Smart Contract Security Standardization
OpenZeppelin Setting the Standards for Smart Contract Development
In the previous newsletter, I introduced Ethereum Improvement Protocols, the community website which serves as a forum for the development of the Ethereum infrastructure. Today I will build on that topic with Zeppelin Solutions, OpenZeppelin, an open-source smart contract library. Zeppelin Solutions is a company that offers a suite of security auditing tools for Solidity developers. Its open-source product, OpenZeppelin, is a library that has written securely audited Solidity code on top of the approved and standardized EIPs. Rather than taking the code directly from the EIP and battle-testing it on your own, OpenZeppelin gives you a secure and continually maintained starting point for your smart contract development.
Using OpenZeppelin
To start using OpenZeppelin, you need node.js, npm, and must install the OpenZeppelin package (npm install @openzeppelin/contracts
).
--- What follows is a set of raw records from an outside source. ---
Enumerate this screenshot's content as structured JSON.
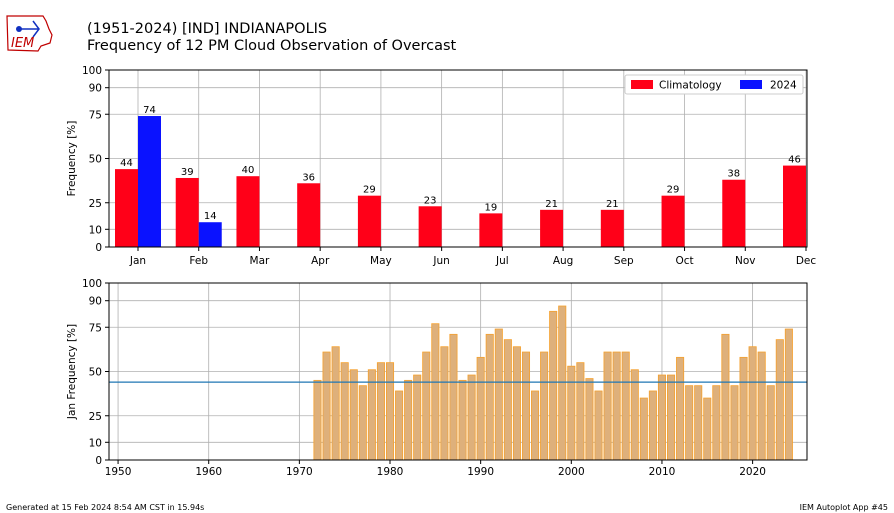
{
  "header": {
    "title_line1": "(1951-2024) [IND] INDIANAPOLIS",
    "title_line2": "Frequency of 12 PM Cloud Observation of Overcast",
    "logo_text": "IEM"
  },
  "footer": {
    "left": "Generated at 15 Feb 2024 8:54 AM CST in 15.94s",
    "right": "IEM Autoplot App #45"
  },
  "colors": {
    "climatology": "#ff0018",
    "year2024": "#0a12ff",
    "annual_bar_fill": "#deb07b",
    "annual_bar_edge": "#f5a02d",
    "average_line": "#1f77b4",
    "grid": "#b0b0b0"
  },
  "chart_data": [
    {
      "type": "bar",
      "ylabel": "Frequency [%]",
      "ylim": [
        0,
        100
      ],
      "yticks": [
        0,
        10,
        25,
        50,
        75,
        90,
        100
      ],
      "grid": true,
      "legend_position": "top-right",
      "categories": [
        "Jan",
        "Feb",
        "Mar",
        "Apr",
        "May",
        "Jun",
        "Jul",
        "Aug",
        "Sep",
        "Oct",
        "Nov",
        "Dec"
      ],
      "series": [
        {
          "name": "Climatology",
          "color_key": "climatology",
          "values": [
            44,
            39,
            40,
            36,
            29,
            23,
            19,
            21,
            21,
            29,
            38,
            46
          ]
        },
        {
          "name": "2024",
          "color_key": "year2024",
          "values": [
            74,
            14,
            null,
            null,
            null,
            null,
            null,
            null,
            null,
            null,
            null,
            null
          ]
        }
      ]
    },
    {
      "type": "bar",
      "ylabel": "Jan Frequency [%]",
      "ylim": [
        0,
        100
      ],
      "xlim": [
        1949,
        2026
      ],
      "yticks": [
        0,
        10,
        25,
        50,
        75,
        90,
        100
      ],
      "xticks": [
        1950,
        1960,
        1970,
        1980,
        1990,
        2000,
        2010,
        2020
      ],
      "grid": true,
      "average_line": 44,
      "x": [
        1972,
        1973,
        1974,
        1975,
        1976,
        1977,
        1978,
        1979,
        1980,
        1981,
        1982,
        1983,
        1984,
        1985,
        1986,
        1987,
        1988,
        1989,
        1990,
        1991,
        1992,
        1993,
        1994,
        1995,
        1996,
        1997,
        1998,
        1999,
        2000,
        2001,
        2002,
        2003,
        2004,
        2005,
        2006,
        2007,
        2008,
        2009,
        2010,
        2011,
        2012,
        2013,
        2014,
        2015,
        2016,
        2017,
        2018,
        2019,
        2020,
        2021,
        2022,
        2023,
        2024
      ],
      "values": [
        45,
        61,
        64,
        55,
        51,
        42,
        51,
        55,
        55,
        39,
        45,
        48,
        61,
        77,
        64,
        71,
        45,
        48,
        58,
        71,
        74,
        68,
        64,
        61,
        39,
        61,
        84,
        87,
        53,
        55,
        46,
        39,
        61,
        61,
        61,
        51,
        35,
        39,
        48,
        48,
        58,
        42,
        42,
        35,
        42,
        71,
        42,
        58,
        64,
        61,
        42,
        68,
        74
      ]
    }
  ]
}
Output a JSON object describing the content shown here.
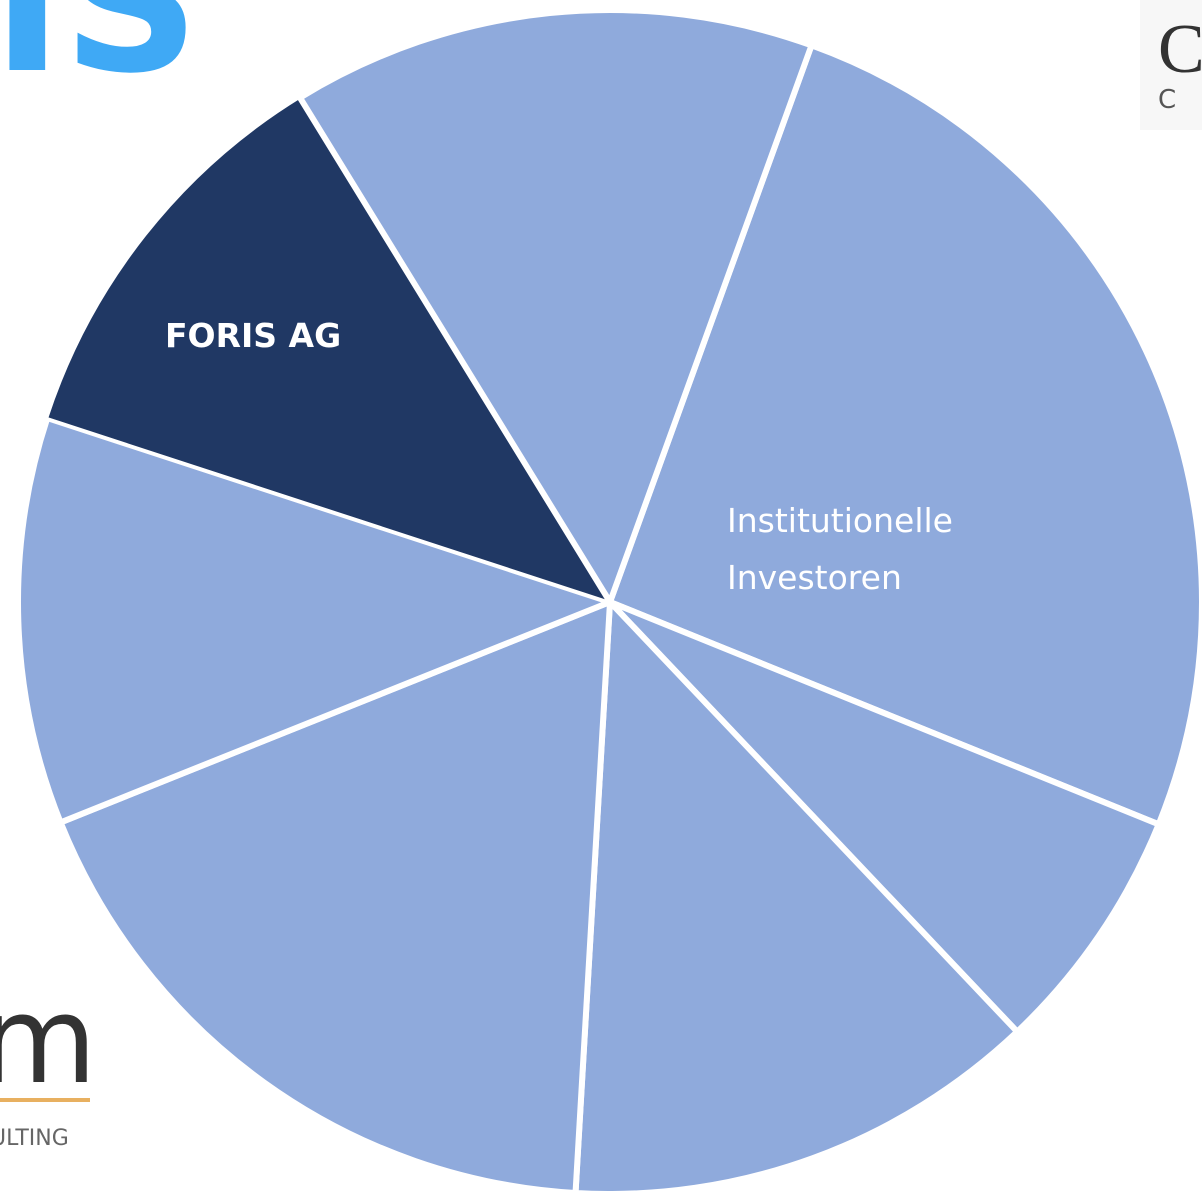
{
  "chart_data": {
    "type": "pie",
    "categories": [
      "Institutionelle Investoren",
      null,
      null,
      null,
      null,
      "FORIS AG",
      null
    ],
    "values": [
      25.6,
      6.8,
      13.0,
      18.0,
      11.1,
      11.2,
      14.3
    ],
    "colors": [
      "#8faadc",
      "#8faadc",
      "#8faadc",
      "#8faadc",
      "#8faadc",
      "#203864",
      "#8faadc"
    ]
  },
  "logos": {
    "top_left": "IS",
    "top_right": "C",
    "top_right_sub": "C",
    "bottom_left": "m",
    "bottom_left_sub": "ULTING"
  }
}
Once you have the package installed, import the smart contracts from the package that you would like to use (e.g. import "@openzeppelin/contracts/token/ERC721/ERC721.sol";
).
As you can see from the screenshot of the Github repository’s contracts folder, there are a lot of contracts to choose from that cover a range of topics from token standards to utilities. The best place to understand the components of these smart contracts is with the OpenZeppelin documentation, but you can also refer to the README files hosted in the repository folders, as well as the comments within the Solidity files.
After you have imported the Solidity file, you must use contract inheritance in order to use the imported contract. You may recall how contract inheritance works from my previous newsletter on the topic, but if you need a refresher of the syntax, inheritance is created with “is”, ChildContract is ParentContract {}.
In the case of using OpenZeppelin, it would look like this,
pragma solidity ^0.8.0;
import "@openzeppelin/contracts/token/ERC721/ERC721.sol";
contract ERC721NFT is ERC721 {}
where ERC721NFT is the name of the contract we are building on top of the ERC721 OpenZeppelin contract.
Inheriting the Contract
Once you have inherited the OpenZeppelin contract, all of the public functions are exposed through your contract. Because of this, there is no need to rewrite the code and you can make the function calls without additional code. The only reason you would include the function name in your contract is if you wanted to override the behavior of that function. This isn’t advised as the functions OpenZeppelin has built have been audited, but there are some circumstances where you may want to extend or change a certain behavior of the function.
Start Here
Both novice and experienced Solidity developers use OpenZeppelin. Why reinvent the wheel when you can have the infrastructure of your contract created for you. Instead, use your creativity to build unique and innovative functionality that can change the way people interact with the Ethereum blockchain. Remember to use OpenZeppelin when you start to work on your next smart contract.